Players will be able to recruit 35 Commanders during the Closed Beta. All Commanders in LIBERATORS are based on real people who took part in WWII. Each Commander comes with a unique unit, skills and attributes that will play a key role in how your army fights. How your Commanders interact with each other during battles can have many different outcomes, so choosing the perfect formation is crucial to any successful campaign. Recruitment will be possible via Commander Points, which can be acquired in countless ways on the map and through special events.
Léo Major
The Dutch town of Zwolle will always remember how Canadian Sergeant Léo Major single-handedly liberated it from German army occupation. On D-Day, he captured a German armored vehicle by himself, acquiring secret army codes for the Allies.
Sergeant Léo Major DCM* (1921 – 12 October 2008) was a French Canadian soldier in the Régiment de la Chaudière in World War II. He was the only Canadian and one of only three soldiers in the British Commonwealth to ever receive the Distinguished Conduct Medal twice in separate wars.
On the night of 13 April 1945, Major single-handedly liberated the city of Zwolle in the Netherlands from German army occupation.
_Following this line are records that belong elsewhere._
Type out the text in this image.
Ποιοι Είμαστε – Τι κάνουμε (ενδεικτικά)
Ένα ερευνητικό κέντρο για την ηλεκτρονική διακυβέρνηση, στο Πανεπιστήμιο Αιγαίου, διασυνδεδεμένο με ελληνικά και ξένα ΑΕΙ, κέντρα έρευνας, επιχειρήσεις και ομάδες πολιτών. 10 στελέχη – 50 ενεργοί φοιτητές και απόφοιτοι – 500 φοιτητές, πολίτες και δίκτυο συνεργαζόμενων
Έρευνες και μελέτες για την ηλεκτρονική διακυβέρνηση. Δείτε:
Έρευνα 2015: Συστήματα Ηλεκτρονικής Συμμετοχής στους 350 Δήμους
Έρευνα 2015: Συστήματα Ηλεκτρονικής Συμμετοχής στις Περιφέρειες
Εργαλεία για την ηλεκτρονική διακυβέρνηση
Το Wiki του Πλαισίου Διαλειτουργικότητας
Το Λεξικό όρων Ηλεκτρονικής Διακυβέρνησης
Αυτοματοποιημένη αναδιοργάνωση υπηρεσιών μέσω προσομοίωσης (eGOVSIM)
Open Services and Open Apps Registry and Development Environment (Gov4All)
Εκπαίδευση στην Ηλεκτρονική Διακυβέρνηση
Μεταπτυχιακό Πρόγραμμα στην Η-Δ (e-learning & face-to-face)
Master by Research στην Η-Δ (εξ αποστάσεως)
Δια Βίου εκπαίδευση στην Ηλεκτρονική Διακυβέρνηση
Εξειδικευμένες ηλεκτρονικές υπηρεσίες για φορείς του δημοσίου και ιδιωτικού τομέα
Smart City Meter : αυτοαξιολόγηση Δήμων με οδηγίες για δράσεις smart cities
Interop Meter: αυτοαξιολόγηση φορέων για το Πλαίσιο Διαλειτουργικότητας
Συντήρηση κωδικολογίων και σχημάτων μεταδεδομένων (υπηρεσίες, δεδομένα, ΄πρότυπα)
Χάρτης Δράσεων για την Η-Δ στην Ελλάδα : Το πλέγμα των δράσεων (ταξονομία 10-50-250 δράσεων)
This action earned him his first Distinguished Conduct Medal. He received his second DCM during the Korean War for leading the capture of a key hill.
Major died in Longueuil on 12 October 2008 and was buried at the Last Post Fund National Field of Honour in Pointe-Claire, Quebec. He was survived by: Pauline De Croiselle, his wife of 57 years; four children; and five grandchildren.
Audie Murphy
"Praise be to God for this capture sod
That rich with blood does seep
With yours and mine like butchered swine
And hell is six feet deep"
Hailing from a humble background and with little more than his unrelenting resolve, Audie Murphy is one of the most accomplished soldiers in American history. Single-handedly holding off German soldiers then leading a successful counterattack while out of ammunition and wounded, he truly is a force to be reckoned with.
Audie Leon Murphy (20 June 1925 – 28 May 1971) was one of the most decorated American combat soldiers of World War II, receiving every military combat award for valor available from the U.S. Army, as well as French and Belgian awards for heroism. At the age of 19, Murphy received the Medal of Honor after single-handedly holding off an entire company of German soldiers for an hour at the Colmar Pocket in France in January 1945, then leading a successful counterattack while wounded and out of ammunition.
Murphy was born into a large sharecropper family in Hunt County, Texas. His father abandoned them, and his mother died when he was a teenager. Murphy left school in fifth grade to pick cotton and find other work to help support his family; his skill with a hunting rifle was a necessity for putting food on the table. Murphy's older sister helped him to falsify documentation about his birth date to meet the minimum-age requirement for enlisting in the military, and after being turned down by the Navy and the Marine Corps he enlisted in the Army. He first saw action in the Allied invasion of Sicily and the Battle of Anzio, and in 1944 was part of the liberation of Rome and invasion of southern France. Murphy fought at Montélimar, and led his men on a successful assault at the L'Omet quarry near Cleurie in northeastern France in October.
After the war, Murphy enjoyed a 21-year acting career. He played himself in the 1955 autobiographical To Hell and Back based on his 1949 memoirs of the same name, but most of his films were westerns. He made guest appearances on celebrity television shows and starred in the series Whispering Smith. Murphy was a fairly accomplished songwriter, and bred quarter horses in California and Arizona, becoming a regular participant in horse racing.
Suffering from what would today be termed post-traumatic stress disorder (PTSD), he slept with a loaded handgun under his pillow and looked for solace in addictive sleeping pills. In the last few years of his life he was plagued by money problems, but refused offers to appear in alcohol and cigarette commercials because he did not want to set a bad example. Murphy died in a plane crash in Virginia in 1971 shortly before his 46th birthday, and was interred with full military honors at Arlington National Cemetery.
All of this is fine but I have yet to find a page that tells how many command points needed to recruit each commander. Any suggestions?